Was there any backlash? "No," he says. "My patients just love this system." Do you ever run into cases when patients have to call for days on end trying to see you? "No, it just doesn't happen."

PATIENT INSPIRATION
He's been with Kaiser Permanente for 22 years; at the time he decided to try same-day booking he'd been with them for 10 years. Something about the way things were going just didn't sit well with him. "The mismatch was that same-day care — really urgent care — was being relegated to per diem physicians who didn't really have a big stake in the success of the organization," says Dr Cantelmi. "Patients don't like that — they want to see a familiar face. People who are bonded to me want to see me when their nose is running as well as when they're having chest pains. They don't say 'I'll see you when I'm fine' and they certainly don't say 'I'll just come in for a physical or preventive stuff but whenever I'm sick I'll see somebody else.'"

The logic behind the status quo puzzled Dr Cantelmi. "When you have the proper doctor to patient ratios and you're booking three months out — that never made sense to me," he says. "Supply and demand management says you need to do today's work today — why put it off until tomorrow?

"It doesn't matter who, it could be chest pain, shortness of breath, bleeding or whether you just need an update to go on a cruise," he explains. "In other words we don't triage the day's appointments, we don't put off things like physicals. We just lump everything together and say 'If you have a need to be seen, come on in.'"

THE SWITCH
Dr Vicky Mitchell told the Chronicle Herald that she put herself through 'boot camp' to get rid of the backlog before she could starting seeing patients on a same-day basis. Dr Cantelmi says that's something you can't avoid. "Whatever it takes to bring that backlog down you have to do — work evenings, weekends or bring in people to help," he says. "But once the backlog is cleared, and you have a pretty good match of the number of patients to the number of physicians then you're in pretty good shape to hit the ground running — it's easy."

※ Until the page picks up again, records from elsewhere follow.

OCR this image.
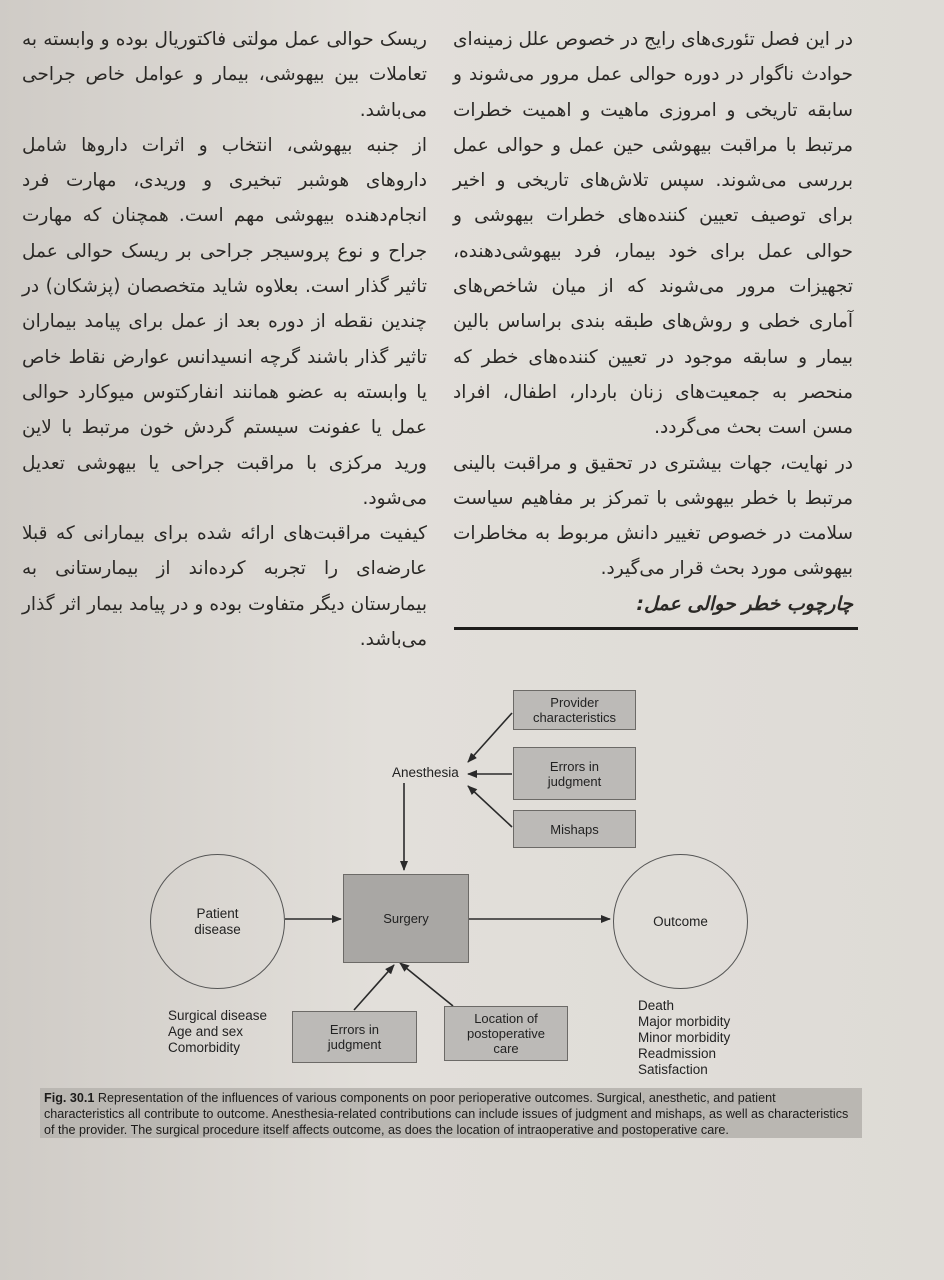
در این فصل تئوری‌های رایج در خصوص علل زمینه‌ای حوادث ناگوار در دوره حوالی عمل مرور می‌شوند و سابقه تاریخی و امروزی ماهیت و اهمیت خطرات مرتبط با مراقبت بیهوشی حین عمل و حوالی عمل بررسی می‌شوند. سپس تلاش‌های تاریخی و اخیر برای توصیف تعیین کننده‌های خطرات بیهوشی و حوالی عمل برای خود بیمار، فرد بیهوشی‌دهنده، تجهیزات مرور می‌شوند که از میان شاخص‌های آماری خطی و روش‌های طبقه بندی براساس بالین بیمار و سابقه موجود در تعیین کننده‌های خطر که منحصر به جمعیت‌های زنان باردار، اطفال، افراد مسن است بحث می‌گردد.

در نهایت، جهات بیشتری در تحقیق و مراقبت بالینی مرتبط با خطر بیهوشی با تمرکز بر مفاهیم سیاست سلامت در خصوص تغییر دانش مربوط به مخاطرات بیهوشی مورد بحث قرار می‌گیرد.

چارچوب خطر حوالی عمل:

ریسک حوالی عمل مولتی فاکتوریال بوده و وابسته به تعاملات بین بیهوشی، بیمار و عوامل خاص جراحی می‌باشد.

از جنبه بیهوشی، انتخاب و اثرات داروها شامل داروهای هوشبر تبخیری و وریدی، مهارت فرد انجام‌دهنده بیهوشی مهم است. همچنان که مهارت جراح و نوع پروسیجر جراحی بر ریسک حوالی عمل تاثیر گذار است. بعلاوه شاید متخصصان (پزشکان) در چندین نقطه از دوره بعد از عمل برای پیامد بیماران تاثیر گذار باشند گرچه انسیدانس عوارض نقاط خاص یا وابسته به عضو همانند انفارکتوس میوکارد حوالی عمل یا عفونت سیستم گردش خون مرتبط با لاین ورید مرکزی با مراقبت جراحی یا بیهوشی تعدیل می‌شود.

کیفیت مراقبت‌های ارائه شده برای بیمارانی که قبلا عارضه‌ای را تجربه کرده‌اند از بیمارستانی به بیمارستان دیگر متفاوت بوده و در پیامد بیمار اثر گذار می‌باشد.

Provider
characteristics
Errors in
judgment
Mishaps
Anesthesia
Patient
disease
Surgery	Outcome
Surgical disease
Age and sex
Comorbidity
Errors in
judgment
Location of
postoperative
care
Death
Major morbidity
Minor morbidity
Readmission
Satisfaction
Fig. 30.1 Representation of the influences of various components on poor perioperative outcomes. Surgical, anesthetic, and patient characteristics all contribute to outcome. Anesthesia-related contributions can include issues of judgment and mishaps, as well as characteristics of the provider. The surgical procedure itself affects outcome, as does the location of intraoperative and postoperative care.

"We definitely had our hard times in a switch-over," he recalls. "But I oversee 188 physicians and if I asked them, 'Would you like to go back to seeing pre-booked appointments and have urgent care go to someone else', there wouldn't be a single person in that group who'd say 'yes' — all of them like this system."

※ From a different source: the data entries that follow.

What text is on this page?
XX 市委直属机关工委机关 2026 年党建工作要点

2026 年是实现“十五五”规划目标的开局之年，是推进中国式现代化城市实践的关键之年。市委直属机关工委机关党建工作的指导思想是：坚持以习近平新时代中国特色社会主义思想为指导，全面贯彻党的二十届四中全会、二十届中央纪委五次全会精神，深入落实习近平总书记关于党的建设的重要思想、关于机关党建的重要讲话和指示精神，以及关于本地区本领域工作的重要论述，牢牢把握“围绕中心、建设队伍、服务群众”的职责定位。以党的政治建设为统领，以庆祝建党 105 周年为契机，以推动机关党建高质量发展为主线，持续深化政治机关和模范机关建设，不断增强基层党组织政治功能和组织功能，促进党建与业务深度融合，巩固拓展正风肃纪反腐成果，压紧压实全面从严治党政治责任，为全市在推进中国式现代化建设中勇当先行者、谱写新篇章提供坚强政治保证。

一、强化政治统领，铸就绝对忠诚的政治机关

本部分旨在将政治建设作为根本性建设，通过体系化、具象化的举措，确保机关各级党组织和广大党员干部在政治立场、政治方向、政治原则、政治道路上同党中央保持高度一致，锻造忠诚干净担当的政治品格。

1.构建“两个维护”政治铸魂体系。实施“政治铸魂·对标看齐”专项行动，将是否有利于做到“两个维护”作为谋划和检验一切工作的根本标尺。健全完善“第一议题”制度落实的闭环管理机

Dr Mitchell's experience confirms the set-up can work in Canada. She said she "felt as light as air" after her system was up and running.

FORGET NO-SHOWS
The effect on no-shows has been staggering. "We went from an almost 20% no-show rate to virtually zero," says Dr Cantelmi. "When appointments are booked months ahead people just forget about them."

He said empty slots are not a problem either since his facility, like most in Canada, has an abundance of patients. "For us it's very rare that supply exceeds demand," he says. "Yet, here in the North Valley of California 85% of calls will be booked for an appointment the same day — that number has been as high as 94% at points."

"Certain days are a little bit busier and certain days are a bit light but you can calculate the ebb and flow. It works great for a population of 10,000-20,000 patients. It doesn't do as well for a single doctor," says Dr Cantelmi. "If I were in solo practice, it could be four or five patients one day and 40 another — that supply and demand is a little harder to calculate."

"I think to run a seven-day-a-week operation you need eight to nine with an 18,000-19,000 patient population," he adds. "With that it gets really easy to predict demand."